All that is needed for this is to create a network of parks as soon as possible. They will become nurseries for the resettlement of already adapted animal communities throughout the country. And then give land and freedom to horses, bison, deer, bulls, rams... They will find territories where forests have died and many grasses have appeared, and they themselves will create rich savannahs on rich black earth and park forests with large sprawling trees. In this pastoral landscape without mosquitoes and ticks, everything will be trimmed, there will be nothing to burn. Russia is big, there are few people, there is no one to take care of the fields and forests. It is necessary to give "citizenship" to animals, the indigenous inhabitants of Russia. And all year round, as in the past, they will take care of their native nature. The future, according to Vernadsky, belongs to such ecosystems.

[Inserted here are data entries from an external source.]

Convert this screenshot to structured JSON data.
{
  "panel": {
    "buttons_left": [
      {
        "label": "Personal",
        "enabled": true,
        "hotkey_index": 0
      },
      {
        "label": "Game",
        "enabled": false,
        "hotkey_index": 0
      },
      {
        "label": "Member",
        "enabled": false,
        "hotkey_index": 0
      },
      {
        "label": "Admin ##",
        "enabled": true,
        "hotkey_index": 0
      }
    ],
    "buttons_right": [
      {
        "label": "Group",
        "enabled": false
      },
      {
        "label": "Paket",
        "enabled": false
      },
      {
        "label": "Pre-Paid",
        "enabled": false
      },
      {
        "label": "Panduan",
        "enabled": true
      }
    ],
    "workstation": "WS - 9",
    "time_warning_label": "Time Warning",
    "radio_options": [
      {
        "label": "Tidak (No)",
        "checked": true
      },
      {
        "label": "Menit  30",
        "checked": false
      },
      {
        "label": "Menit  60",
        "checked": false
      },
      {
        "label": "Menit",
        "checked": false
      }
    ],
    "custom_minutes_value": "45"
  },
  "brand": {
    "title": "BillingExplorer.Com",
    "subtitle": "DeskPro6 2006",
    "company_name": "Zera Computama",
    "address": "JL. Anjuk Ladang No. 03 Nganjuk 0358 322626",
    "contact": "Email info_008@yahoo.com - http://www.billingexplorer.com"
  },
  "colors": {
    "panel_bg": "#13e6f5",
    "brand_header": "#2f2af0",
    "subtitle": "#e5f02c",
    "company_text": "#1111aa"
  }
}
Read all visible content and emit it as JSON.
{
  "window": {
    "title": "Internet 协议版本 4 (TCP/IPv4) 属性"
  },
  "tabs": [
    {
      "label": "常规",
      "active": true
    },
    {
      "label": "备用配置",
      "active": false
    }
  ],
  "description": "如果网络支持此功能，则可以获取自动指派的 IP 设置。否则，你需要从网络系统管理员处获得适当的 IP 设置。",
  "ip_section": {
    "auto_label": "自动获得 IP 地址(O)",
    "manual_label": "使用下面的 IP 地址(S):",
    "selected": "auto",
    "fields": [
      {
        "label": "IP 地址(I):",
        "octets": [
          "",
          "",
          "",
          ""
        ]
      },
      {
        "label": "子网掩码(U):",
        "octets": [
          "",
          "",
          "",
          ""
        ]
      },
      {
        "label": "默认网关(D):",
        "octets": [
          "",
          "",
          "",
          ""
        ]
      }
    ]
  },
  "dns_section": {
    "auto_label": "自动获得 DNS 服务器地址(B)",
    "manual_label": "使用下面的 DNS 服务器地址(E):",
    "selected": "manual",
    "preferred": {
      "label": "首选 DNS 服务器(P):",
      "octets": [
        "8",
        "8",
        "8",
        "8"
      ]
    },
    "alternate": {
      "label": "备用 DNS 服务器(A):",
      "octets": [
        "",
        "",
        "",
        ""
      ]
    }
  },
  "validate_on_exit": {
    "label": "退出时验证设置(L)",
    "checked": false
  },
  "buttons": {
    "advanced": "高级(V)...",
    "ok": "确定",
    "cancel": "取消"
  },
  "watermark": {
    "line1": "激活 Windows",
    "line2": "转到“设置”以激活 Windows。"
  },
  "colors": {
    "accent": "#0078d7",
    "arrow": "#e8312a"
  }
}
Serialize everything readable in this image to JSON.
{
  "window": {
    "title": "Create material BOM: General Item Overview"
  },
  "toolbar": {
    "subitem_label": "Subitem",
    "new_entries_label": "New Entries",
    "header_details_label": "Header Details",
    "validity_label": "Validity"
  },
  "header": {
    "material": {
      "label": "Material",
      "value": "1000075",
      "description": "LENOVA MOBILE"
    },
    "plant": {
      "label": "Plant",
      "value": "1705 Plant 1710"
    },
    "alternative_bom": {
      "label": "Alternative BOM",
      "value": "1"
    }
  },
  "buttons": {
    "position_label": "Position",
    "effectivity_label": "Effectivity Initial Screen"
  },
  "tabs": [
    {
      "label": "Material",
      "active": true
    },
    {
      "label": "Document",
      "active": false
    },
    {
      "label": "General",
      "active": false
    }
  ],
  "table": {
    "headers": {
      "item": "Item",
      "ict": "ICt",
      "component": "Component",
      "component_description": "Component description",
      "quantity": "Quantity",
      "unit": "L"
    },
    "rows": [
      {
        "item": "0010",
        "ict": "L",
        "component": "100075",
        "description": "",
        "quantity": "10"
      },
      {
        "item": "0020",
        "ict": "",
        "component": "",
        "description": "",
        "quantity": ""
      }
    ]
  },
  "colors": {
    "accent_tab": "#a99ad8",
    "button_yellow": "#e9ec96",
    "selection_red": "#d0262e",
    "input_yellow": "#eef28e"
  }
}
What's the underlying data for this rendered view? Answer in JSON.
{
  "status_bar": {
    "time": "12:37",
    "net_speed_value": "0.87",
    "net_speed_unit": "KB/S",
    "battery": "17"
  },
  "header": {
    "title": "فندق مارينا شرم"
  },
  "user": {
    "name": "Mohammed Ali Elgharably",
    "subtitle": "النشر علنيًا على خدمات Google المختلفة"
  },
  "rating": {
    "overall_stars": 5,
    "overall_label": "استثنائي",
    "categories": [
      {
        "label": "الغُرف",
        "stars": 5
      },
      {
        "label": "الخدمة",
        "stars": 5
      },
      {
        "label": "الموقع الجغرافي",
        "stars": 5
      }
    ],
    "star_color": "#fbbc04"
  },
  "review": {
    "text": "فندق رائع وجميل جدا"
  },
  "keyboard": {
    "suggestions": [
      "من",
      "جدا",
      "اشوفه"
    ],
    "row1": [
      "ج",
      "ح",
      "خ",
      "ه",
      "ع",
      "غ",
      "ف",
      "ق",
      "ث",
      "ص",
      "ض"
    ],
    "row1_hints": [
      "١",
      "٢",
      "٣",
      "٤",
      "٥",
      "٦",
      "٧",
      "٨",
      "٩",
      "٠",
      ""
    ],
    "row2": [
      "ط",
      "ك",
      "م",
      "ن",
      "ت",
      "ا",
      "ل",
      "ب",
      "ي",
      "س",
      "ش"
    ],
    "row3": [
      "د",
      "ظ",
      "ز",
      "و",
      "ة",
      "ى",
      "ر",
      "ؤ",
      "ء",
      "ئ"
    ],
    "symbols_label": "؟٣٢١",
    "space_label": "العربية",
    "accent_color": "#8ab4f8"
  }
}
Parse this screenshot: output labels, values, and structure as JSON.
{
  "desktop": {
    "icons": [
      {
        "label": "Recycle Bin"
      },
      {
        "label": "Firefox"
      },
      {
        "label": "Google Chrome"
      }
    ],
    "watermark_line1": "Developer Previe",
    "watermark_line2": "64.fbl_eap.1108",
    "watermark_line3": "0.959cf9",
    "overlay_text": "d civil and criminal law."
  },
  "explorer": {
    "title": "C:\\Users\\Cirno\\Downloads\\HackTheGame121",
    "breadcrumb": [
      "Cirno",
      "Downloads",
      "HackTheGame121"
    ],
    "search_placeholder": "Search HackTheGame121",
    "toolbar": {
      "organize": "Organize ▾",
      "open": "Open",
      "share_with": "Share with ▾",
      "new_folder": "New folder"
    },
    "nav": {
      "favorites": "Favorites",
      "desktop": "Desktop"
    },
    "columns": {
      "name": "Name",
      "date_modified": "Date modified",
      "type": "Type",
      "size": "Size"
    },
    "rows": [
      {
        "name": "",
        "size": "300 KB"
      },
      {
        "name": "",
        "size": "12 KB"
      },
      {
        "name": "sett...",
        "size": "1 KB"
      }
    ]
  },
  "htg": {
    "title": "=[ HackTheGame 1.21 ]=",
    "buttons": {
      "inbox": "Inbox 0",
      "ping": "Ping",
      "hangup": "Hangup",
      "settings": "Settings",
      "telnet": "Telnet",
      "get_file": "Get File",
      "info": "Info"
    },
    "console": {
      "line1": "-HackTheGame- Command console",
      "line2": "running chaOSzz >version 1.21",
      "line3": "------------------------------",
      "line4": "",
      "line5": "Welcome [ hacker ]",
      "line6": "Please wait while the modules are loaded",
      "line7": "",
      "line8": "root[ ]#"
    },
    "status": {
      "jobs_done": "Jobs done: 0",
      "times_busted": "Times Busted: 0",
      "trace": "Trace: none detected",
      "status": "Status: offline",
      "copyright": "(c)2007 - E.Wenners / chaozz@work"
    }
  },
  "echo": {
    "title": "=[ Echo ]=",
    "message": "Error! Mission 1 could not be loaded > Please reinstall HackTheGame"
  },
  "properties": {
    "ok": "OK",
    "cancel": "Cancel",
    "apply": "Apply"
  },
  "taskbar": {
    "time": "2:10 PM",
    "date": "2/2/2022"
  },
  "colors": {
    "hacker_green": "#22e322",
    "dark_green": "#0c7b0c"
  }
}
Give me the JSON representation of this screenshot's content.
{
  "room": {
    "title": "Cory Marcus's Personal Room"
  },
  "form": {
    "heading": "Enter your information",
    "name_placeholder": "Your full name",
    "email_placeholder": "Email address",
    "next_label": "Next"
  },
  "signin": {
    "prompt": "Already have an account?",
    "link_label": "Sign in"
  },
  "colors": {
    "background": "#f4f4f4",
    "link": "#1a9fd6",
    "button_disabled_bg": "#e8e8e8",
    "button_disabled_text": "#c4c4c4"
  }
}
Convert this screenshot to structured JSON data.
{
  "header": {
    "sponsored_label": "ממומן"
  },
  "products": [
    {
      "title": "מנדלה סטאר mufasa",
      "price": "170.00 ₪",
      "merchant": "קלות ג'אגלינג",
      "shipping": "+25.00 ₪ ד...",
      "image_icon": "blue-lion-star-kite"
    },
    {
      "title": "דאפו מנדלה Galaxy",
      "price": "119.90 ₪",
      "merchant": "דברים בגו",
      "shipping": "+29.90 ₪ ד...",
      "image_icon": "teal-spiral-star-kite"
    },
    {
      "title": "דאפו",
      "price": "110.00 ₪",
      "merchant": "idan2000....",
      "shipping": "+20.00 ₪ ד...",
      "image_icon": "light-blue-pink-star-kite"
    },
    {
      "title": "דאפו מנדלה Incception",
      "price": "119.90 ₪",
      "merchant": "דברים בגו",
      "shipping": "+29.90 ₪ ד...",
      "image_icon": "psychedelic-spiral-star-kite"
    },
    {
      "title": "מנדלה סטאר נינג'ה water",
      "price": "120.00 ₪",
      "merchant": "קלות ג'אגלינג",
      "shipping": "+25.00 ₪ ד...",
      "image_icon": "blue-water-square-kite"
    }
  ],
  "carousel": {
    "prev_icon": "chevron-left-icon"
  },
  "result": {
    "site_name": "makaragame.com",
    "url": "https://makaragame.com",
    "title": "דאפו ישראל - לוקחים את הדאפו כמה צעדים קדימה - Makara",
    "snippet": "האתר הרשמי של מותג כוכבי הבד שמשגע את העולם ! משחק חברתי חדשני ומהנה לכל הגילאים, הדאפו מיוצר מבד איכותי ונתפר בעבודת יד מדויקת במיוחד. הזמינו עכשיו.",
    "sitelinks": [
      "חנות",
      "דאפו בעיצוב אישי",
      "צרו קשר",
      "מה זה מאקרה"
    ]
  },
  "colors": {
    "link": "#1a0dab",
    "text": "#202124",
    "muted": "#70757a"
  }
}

By reviving pasture ecosystems, Russia can create a food reserve of global importance - hundreds of millions of livestock and hundreds of millions of hectares of fertile soil. Pasture ecosystems are the greenest, easiest and most reliable way to turn solar energy into social energy.


Everything we have said about climate and science is well known. All of this has been published in major scientific journals. The Pleistocene Park project is being talked about and written about by all the world's media. But Western politicians and climate activists do not properly perceive either soil carbon or permafrost. The climate today in big politics is not a goal, but a tool and a pretext. Following the climate agenda imposed on us, we will ruin both our economy and our nature. And the global climate. It is necessary to develop new technologies, it is necessary to spend irreplaceable resources more efficiently. But only this is not enough.


Russia is the largest energy exporter. It can regulate world prices for fossil fuels, industrial emissions of greenhouse gases. It is a leader in nuclear power technology. Russia controls the largest reservoirs of organic carbon and can control the natural emissions of CO2 and methane.


Only Russia can really control the planet's climate. Russia's climate policy should be sovereign. By reviving pasture ecosystems, we will make Russia richer. It will be useful for our entire civilization. This will be the best thing that can be done to stabilize the climate. On the climate agenda, if the West really cares, it should follow Russia. Namely, it is necessary to stop the thawing of permafrost in Alaska and Yukon, to turn miserable forests into savannahs. This noticeably cools the regional climate. And wherever there is still snow, accumulate carbon in the soil. The peoples of the West need this more than we do. Russians are not afraid of warming.